You get used to changing nappies, or being wee-d on because it happens every day. As I've said previously, its the unexpected things that really test your character. A friend once told me that one day he came home from work to find his living room smelt of poo. He spent a good hour searching for it with no success. The next day he came home from work, same thing - only this time in the kitchen. Again he searched, again he failed to find it. This went on for several more days, with the smell moving from room to room and my friend moving steadily closer to an embolism. It turns out that his kids had ride along car, the seat of which acted as a lid for a cubby hole. Yep. You've guessed it. One of the kids had crapped in it, closed it up and they'd spent the best part of a week wheeling the smell around the house. They don't do leaflets on this kind of thing.

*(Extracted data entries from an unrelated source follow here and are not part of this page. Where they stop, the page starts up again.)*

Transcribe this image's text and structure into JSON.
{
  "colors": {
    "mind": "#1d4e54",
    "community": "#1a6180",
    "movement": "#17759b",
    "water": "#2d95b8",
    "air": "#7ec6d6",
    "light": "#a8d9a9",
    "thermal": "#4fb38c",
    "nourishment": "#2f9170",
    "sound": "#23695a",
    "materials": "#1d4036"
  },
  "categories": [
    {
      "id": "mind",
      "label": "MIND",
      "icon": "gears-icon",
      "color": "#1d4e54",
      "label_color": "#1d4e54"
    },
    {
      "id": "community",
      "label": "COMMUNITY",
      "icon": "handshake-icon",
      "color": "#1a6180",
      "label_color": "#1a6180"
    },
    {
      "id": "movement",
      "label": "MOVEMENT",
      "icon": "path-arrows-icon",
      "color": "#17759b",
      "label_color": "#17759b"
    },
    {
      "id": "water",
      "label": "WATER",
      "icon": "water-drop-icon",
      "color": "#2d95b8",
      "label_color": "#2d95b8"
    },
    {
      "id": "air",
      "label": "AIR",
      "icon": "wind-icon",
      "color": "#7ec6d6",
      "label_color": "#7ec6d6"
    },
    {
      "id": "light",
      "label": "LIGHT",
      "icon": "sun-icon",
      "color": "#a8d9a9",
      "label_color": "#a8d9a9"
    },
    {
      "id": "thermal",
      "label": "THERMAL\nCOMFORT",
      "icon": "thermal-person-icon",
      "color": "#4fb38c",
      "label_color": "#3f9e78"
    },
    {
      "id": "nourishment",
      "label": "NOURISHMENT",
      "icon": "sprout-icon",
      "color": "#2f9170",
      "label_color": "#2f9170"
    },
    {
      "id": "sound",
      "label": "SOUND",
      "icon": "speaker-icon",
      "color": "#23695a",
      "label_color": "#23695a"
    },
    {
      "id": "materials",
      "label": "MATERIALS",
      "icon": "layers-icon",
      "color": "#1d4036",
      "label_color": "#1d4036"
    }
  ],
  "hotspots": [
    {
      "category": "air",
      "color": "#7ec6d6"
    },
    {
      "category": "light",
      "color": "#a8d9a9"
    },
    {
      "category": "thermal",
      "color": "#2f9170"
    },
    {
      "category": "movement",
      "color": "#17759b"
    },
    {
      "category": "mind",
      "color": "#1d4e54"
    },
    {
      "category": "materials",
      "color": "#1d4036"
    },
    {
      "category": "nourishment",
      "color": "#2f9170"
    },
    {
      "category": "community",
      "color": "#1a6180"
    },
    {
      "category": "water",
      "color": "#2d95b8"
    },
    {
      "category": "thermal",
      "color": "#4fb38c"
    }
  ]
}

My own version of this was slightly different

"I done poo!"
"Well done! On the potty or toilet?"
"Sofa!"

She looked so pleased with herself, if I hadn't been sitting on it I might not have been angry. The Girl became obsessed with the word "poo" for some time.

"Poo!"
"Girl, stop saying poo!"
"Poo!"
"Stop it! Daddy, the Girl keeps saying poo!"
"Poo?"
"NOW YOU'RE DOING IT!"

Whereas the Boy is more concerned with how clean his bum is. A good thing you might say, and I'd be inclined to agree if it wasn't for the number of times I've been approached by him, trousers around his ankles, bent double, holding his bum cheeks and shuffling backwards yelling "IS MY BUM CLEAN?" at stupid o'clock in the morning. Being as ill-adept at social intercourse as his father he even dragged pensioners in supermarkets unwillingly into his confidence.

"Is that a cricket set your mummy has bought you?"
"Yeah, but I had a poo and forgot to wipe my bum."

Toilet training is a minefield and most of the time you have to accept their frustrations.

*Sigh* "I suppose I have to LIFT the toilet seat MYSELF"

Although sometimes that's easier said than done.

"If you've finished, I'll flush the loo."
*Flush*
"You didn't let me do a second poo!"
"Oh, sorry. Go on then."
"I don't NEED a second poo."

And yet somehow they can use something as mundane as excrement to make the most profound statements about their place in the world.

"I couldn't be a chicken. All that comes out of my bum is poo."

And I haven't even started on all the other noxious stuff that comes out of them. I'll save that for another time. Happy trails!